À travers cette aventure que, dans La Contemplation errante, La Tour du Pin a incarnée dans le personnage, au nom symbolique, d’André Vincentenaire, la poursuite des signes est de plus en plus une tentative de traduction en langage humain des messages de l’Ineffable. L’image devient comme une allégorie sacramentelle et si La Tour du Pin s’écrie « Tout est Eucharistie », c’est parce que ce qui est symbole dans le langage est mystère dans le monde et présence cachée mais incontestable de Dieu dans l’homme et dans la nature. De la symbolique du langage à la signification sacrée du monde et de l’homme, le mouvement est continu qui engage aujourd’hui le poète dans l’exploration d’une véritable poésie liturgique et qui le conduit à définir ainsi son ambition :

 

« Si le plus personnel tient dans l’échange avec le plus universel, si le repli et l’ouverture se balancent si les semences enfouies dans mon tuf n’avortent pas, je peux m’efforcer de remplir ce mot de théopoésie que j’ai hasardé avec crainte, et servir l’homme aussi.
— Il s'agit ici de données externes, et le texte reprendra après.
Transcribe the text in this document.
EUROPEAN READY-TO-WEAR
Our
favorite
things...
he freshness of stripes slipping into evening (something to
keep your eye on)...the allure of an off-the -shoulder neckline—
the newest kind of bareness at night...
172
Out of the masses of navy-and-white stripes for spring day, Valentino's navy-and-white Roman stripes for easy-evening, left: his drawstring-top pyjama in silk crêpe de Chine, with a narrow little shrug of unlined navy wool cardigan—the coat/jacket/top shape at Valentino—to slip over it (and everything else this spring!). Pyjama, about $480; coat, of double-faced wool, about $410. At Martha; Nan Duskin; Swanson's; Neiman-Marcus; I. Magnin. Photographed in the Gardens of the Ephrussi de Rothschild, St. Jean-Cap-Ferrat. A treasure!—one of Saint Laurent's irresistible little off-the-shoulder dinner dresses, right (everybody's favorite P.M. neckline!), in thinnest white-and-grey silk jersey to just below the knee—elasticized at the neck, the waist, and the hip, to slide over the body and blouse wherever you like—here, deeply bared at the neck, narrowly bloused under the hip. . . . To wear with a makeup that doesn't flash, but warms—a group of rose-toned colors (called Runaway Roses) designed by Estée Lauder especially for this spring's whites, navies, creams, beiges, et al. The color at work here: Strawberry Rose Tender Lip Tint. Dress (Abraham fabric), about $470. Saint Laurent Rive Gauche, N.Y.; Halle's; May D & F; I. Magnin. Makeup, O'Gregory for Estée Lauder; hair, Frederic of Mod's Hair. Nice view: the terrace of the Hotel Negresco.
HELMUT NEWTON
(Lettre aux confidents, 1960.)        

 

Théopoésie, il faut en effet ce néologisme pour formuler l’ambition du poète et saisir l’ampleur de l’aventure dont l’œuvre retrace les épisodes successifs et ascendants.

 

 

Henri LEMAÎTRE.

 

 

 

Entre poésie et mystique, la poésie moderne a souvent entretenu de dangereuses ambiguïtés : Patrice de la Tour du Pin part de cette expérience d’ambiguïté qu’est inéluctablement l’expérience poétique, mais c’est pour délimiter et explorer à la fois la distance qui est, entre expérience poétique et expérience mystique, le lieu de leur distinction comme de leur rencontre.

 

 

Œuvres essentielles

 

LA QUÊTE DE JOIE. – Ce premier acte poétique est né, de l’aveu même du poète, de l’insuffisance des « nourritures intellectuelles », et cette insatisfaction produisit à la fois la recherche d’une connaissance qui pût transcender l’intelligible pur, et la création d’un langage qui pût, à partir d’une synthèse de spontanéité et d’organisation, figurer symboliquement la poursuite du mystère.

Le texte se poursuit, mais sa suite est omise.